<sc6502> Hey all.
<Xogium> heya sc6502 ! How's it going ?
<sc6502> Starting to feel a bit fuzzy, had covid+flu jabs yesterday.
<Xogium> ouch
<sc6502> Next on the navit hit list is remove the 3 different library versions and half a dozen API versions from the code.
<Xogium> oh yeah
<sc6502> It's just be "the latest" for the moment.
<Xogium> wonder why there are so many hehe
<sc6502> I guess nobody bothered to prune out the dead wood for fear of breaking some random ancient install.
<Xogium> yeah, probably… and even now this code we work with is super old
<sc6502> Good-ish news on the memory front. My revised analysis of the memory footprint based on all the malloc/free calls shows a peak memory usage of about 1.5Mb.
<Xogium> hmm
<sc6502> But bear in mind that there is a lot of stuff we don't need which still allocates memory,
<Xogium> the navit process on Peter's speedsaver shows that it uses 6 mb of ram without a fix and 7 nearly 8 with a fix
<Xogium> ah yeah, those
<sc6502> The process memory includes all the behind the scenes memory also used by the other libs linked with Speedsaver.
<Xogium> oh, that makes more sense
<Xogium> so like do you think we could reuse this on a mcu or… is it too linux specific and if we go the mcu route we need to make a different software ?
<sc6502> Most of the s/w should work as is, all it really depends on is CPU+memory.
<Xogium> oh really ? So no crazy deps like glibc ?
<sc6502> The interesting glue will be reading files, writing to display, getting GPS
<sc6502> yeah, glibc will be gone!
<Xogium> niceness
<Xogium> so this could be pure bare metal
<Xogium> not depending on glibc should reduce the footprint even more since glibc is rather, heavy handed
<sc6502> Yeah, although glibc is running the code in an event loop, it's not using threads to do it. So it can all be run as a simple loop just waiting for each GPS fix, which seems to be in the 5 to 10 Hz range.

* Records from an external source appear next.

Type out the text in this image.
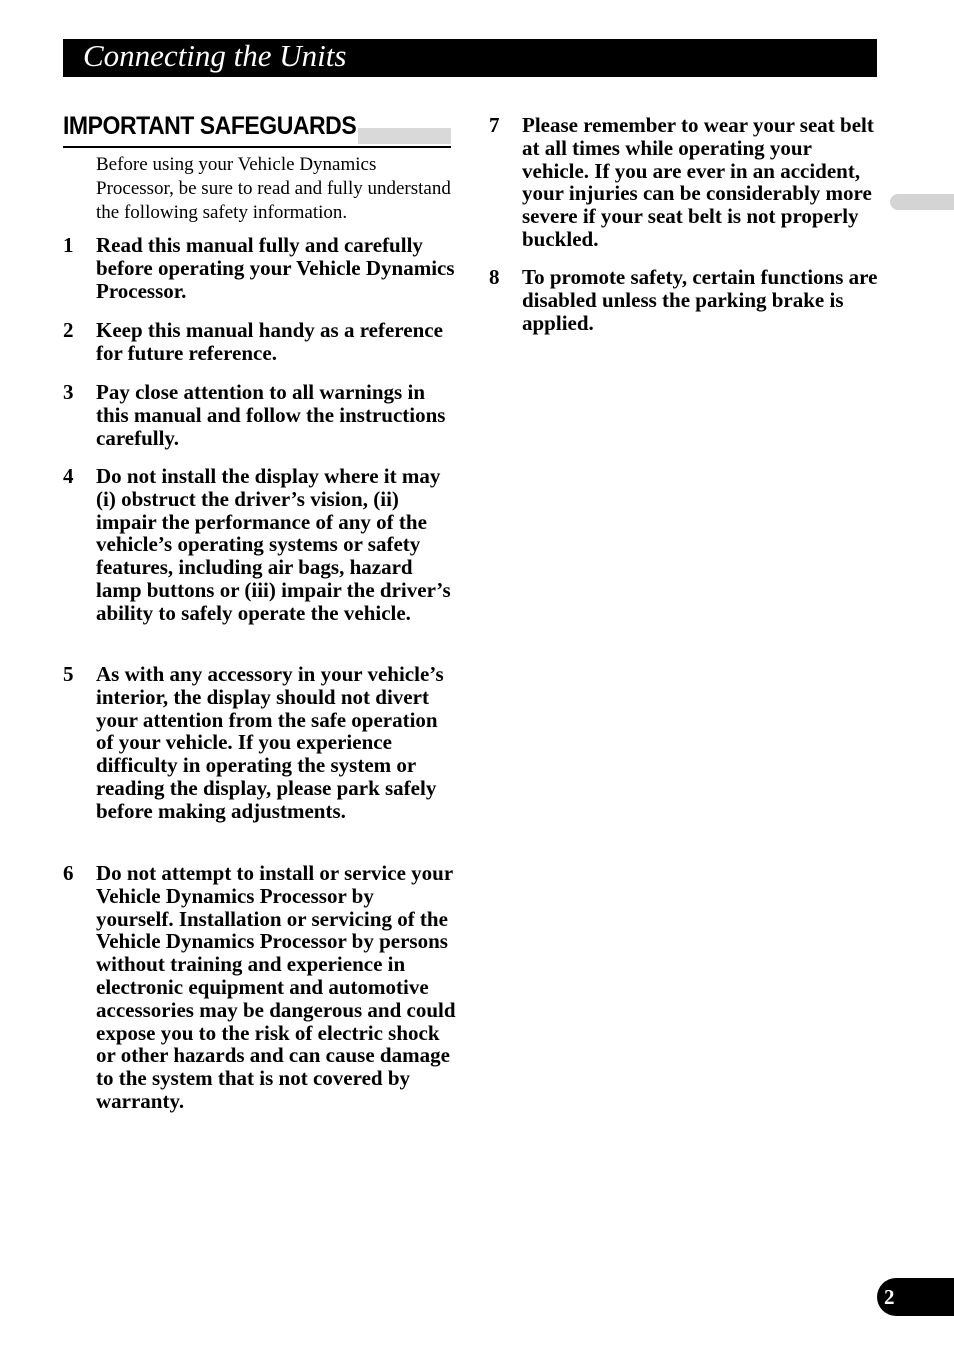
Connecting the Units
IMPORTANT SAFEGUARDS
Before using your Vehicle Dynamics Processor, be sure to read and fully understand the following safety information.
1 Read this manual fully and carefully before operating your Vehicle Dynamics Processor.
2 Keep this manual handy as a reference for future reference.
3 Pay close attention to all warnings in this manual and follow the instructions carefully.
4 Do not install the display where it may (i) obstruct the driver’s vision, (ii) impair the performance of any of the vehicle’s operating systems or safety features, including air bags, hazard lamp buttons or (iii) impair the driver’s ability to safely operate the vehicle.
5 As with any accessory in your vehicle’s interior, the display should not divert your attention from the safe operation of your vehicle. If you experience difficulty in operating the system or reading the display, please park safely before making adjustments.
6 Do not attempt to install or service your Vehicle Dynamics Processor by yourself. Installation or servicing of the Vehicle Dynamics Processor by persons without training and experience in electronic equipment and automotive accessories may be dangerous and could expose you to the risk of electric shock or other hazards and can cause damage to the system that is not covered by warranty.
7 Please remember to wear your seat belt at all times while operating your vehicle. If you are ever in an accident, your injuries can be considerably more severe if your seat belt is not properly buckled.
8 To promote safety, certain functions are disabled unless the parking brake is applied.
2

<Xogium> so we could use stuff like musl or uclibc to build
<Xogium> or… that
<sc6502> Yeah, one of those micro libc would probably be useful, and we'd only pay for what we use.
<Xogium> you did work with mcu before right ? I seem to recall you saying you did for some stuff but I'm not so sure now
<sc6502> Yeah I've worked on a pretty wide range of "embedded" processors, from lowly 8-bit PICs to various multi-core monsters.
<Xogium> nice
<Xogium> like stm32 or imx/freescale ?
<Xogium> I've only just started on those but it looks awesome
<sc6502> The stuff I've worked on recently are Qualcomm Snapdragon and Samsung Exynos chipsets - though usually confined to one specific application domain within the whole SoC.